После ухода Ларисы из жизни земной я, до этого мало размышлявший о сущности понятия «душа», осознал, прочувствовал, что стоит за словами «душа человеческая». Существует она независимо от тела. Это носитель духовности личности. Это то, что нематериально. Суть частица Божьего духа.

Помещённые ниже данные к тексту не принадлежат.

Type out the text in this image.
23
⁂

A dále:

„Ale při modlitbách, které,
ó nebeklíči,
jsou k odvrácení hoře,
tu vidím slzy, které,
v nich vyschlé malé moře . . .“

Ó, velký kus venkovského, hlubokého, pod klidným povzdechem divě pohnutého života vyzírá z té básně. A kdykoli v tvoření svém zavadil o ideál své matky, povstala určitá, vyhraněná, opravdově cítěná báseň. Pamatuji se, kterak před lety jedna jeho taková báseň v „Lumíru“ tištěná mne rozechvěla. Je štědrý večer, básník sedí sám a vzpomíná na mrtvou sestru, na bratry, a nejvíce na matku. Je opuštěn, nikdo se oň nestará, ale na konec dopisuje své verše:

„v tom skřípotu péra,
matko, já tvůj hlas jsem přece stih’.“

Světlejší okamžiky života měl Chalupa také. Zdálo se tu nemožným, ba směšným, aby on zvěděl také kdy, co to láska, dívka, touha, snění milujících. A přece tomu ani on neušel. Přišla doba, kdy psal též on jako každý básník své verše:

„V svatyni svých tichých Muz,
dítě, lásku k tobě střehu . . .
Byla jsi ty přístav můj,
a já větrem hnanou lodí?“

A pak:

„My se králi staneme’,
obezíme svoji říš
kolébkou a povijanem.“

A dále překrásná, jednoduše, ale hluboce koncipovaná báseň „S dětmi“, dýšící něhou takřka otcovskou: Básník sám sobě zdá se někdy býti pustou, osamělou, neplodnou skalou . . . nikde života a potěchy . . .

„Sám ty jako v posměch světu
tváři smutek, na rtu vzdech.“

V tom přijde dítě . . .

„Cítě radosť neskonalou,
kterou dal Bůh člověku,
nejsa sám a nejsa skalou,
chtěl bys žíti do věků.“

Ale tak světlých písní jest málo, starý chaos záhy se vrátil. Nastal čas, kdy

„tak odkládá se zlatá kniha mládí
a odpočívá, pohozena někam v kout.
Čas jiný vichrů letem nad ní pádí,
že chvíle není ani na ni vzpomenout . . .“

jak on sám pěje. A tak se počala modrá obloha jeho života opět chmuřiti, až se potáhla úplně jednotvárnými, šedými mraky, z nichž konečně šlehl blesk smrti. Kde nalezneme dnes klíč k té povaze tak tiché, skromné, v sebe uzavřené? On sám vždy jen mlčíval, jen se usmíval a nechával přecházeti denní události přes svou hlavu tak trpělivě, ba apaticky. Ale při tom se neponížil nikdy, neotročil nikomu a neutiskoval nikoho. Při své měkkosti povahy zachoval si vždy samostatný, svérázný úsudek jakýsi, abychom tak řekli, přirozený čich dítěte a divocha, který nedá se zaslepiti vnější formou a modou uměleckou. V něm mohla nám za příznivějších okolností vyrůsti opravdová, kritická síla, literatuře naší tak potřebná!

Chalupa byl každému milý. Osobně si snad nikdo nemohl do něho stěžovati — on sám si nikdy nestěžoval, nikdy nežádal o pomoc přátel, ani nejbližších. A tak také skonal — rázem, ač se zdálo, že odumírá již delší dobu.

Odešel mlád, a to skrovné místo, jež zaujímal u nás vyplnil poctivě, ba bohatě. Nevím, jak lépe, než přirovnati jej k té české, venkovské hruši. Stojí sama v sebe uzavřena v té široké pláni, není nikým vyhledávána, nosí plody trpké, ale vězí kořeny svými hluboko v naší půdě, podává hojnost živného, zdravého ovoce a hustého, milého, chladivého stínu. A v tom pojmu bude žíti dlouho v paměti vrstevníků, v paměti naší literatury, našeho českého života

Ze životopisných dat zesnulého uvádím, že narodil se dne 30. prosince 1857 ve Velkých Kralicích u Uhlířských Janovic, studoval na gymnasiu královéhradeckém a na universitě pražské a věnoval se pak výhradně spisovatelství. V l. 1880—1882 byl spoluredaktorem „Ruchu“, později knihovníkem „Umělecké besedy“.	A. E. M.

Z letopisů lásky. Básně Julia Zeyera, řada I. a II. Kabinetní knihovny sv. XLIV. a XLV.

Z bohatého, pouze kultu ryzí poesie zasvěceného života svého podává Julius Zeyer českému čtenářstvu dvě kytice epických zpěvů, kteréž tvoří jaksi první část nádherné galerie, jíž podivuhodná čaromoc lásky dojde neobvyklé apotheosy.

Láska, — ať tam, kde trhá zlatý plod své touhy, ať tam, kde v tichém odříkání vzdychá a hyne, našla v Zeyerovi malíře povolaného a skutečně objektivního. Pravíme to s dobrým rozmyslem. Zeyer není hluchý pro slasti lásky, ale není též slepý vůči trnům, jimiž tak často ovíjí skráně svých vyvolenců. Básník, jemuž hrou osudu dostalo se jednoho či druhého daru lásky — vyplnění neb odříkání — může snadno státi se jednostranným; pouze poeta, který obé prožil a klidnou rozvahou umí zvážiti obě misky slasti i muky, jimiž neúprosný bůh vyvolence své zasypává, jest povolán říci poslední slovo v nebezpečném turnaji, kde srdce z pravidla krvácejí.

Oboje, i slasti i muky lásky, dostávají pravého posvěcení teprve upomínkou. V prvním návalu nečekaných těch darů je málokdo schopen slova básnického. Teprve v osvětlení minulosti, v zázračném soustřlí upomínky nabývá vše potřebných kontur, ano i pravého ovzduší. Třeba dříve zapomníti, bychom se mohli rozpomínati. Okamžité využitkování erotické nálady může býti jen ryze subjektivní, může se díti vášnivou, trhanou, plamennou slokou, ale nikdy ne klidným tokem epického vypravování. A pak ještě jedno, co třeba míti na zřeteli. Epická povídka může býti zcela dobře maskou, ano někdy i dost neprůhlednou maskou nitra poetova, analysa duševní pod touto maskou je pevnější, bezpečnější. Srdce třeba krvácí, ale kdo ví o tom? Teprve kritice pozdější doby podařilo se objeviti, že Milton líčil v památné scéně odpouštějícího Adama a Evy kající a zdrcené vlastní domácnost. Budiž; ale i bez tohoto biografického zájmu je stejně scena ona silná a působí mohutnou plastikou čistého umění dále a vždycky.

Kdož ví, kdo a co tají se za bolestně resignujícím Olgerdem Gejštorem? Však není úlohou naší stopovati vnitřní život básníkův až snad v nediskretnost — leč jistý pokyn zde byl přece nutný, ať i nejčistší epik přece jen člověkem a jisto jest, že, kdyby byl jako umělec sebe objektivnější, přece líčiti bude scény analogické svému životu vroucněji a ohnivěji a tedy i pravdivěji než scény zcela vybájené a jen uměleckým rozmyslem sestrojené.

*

То, что обещала Лариса предсмертным взглядом, поразило всё существо моё. Щемящая тоска от гнетущего среди городского многолюдья одиночества, непреходящая тревога… По мере осознания сути христианского вероучения зажила надежда на обещанный ею, ожидаемый контакт с её душой. Её горячая, щедрая, неуёмная душа, казалось мне, находится где-то близко, совсем рядом. Всё чаще стал задумываться я о том, каким образом, какими условными знаками, каким проявлением небесного промысла осуществится предречённая ею эта духовная связь.
Проявилась связь с её отлетевшей душой неожиданно, сколь загадочным, столь же и естественным образом. Наличие того, что обозначается иностранным витиеватым словом трансцендентное, что значит недоступное познанию, вскоре стало судьбоносным событием, фактом моего духовного бытия в мире. Говорю о принятии христианской духовности, веры в Бога. Остатки неверия, характерного для нас, родившихся и выросших в советское время, исчезли как дым. Были к тому веские основания.
Кажется, с неба кто-то пригоршнями и щепотями сыпал на лесные угодья оранжево-золотистые лисички. Среди однообразной зелени середины лета – лисички словно праздничный фейерверк. Я и в городской квартире не расстаюсь с ними. «Лукошко с лисичками» – подарок известного живописца над моим письменным столом. Радость для глаз – оранжево-жёлтые, опрятные, зовущие в летний лес лисички. При каждом взгляде на «Лукошко» я испытываю духовное озарение, прозреваю святость. О том, что произошло в моей судьбе, судьбе одинокого, пожилого вдовца, надо писать, что называется, с красной строки.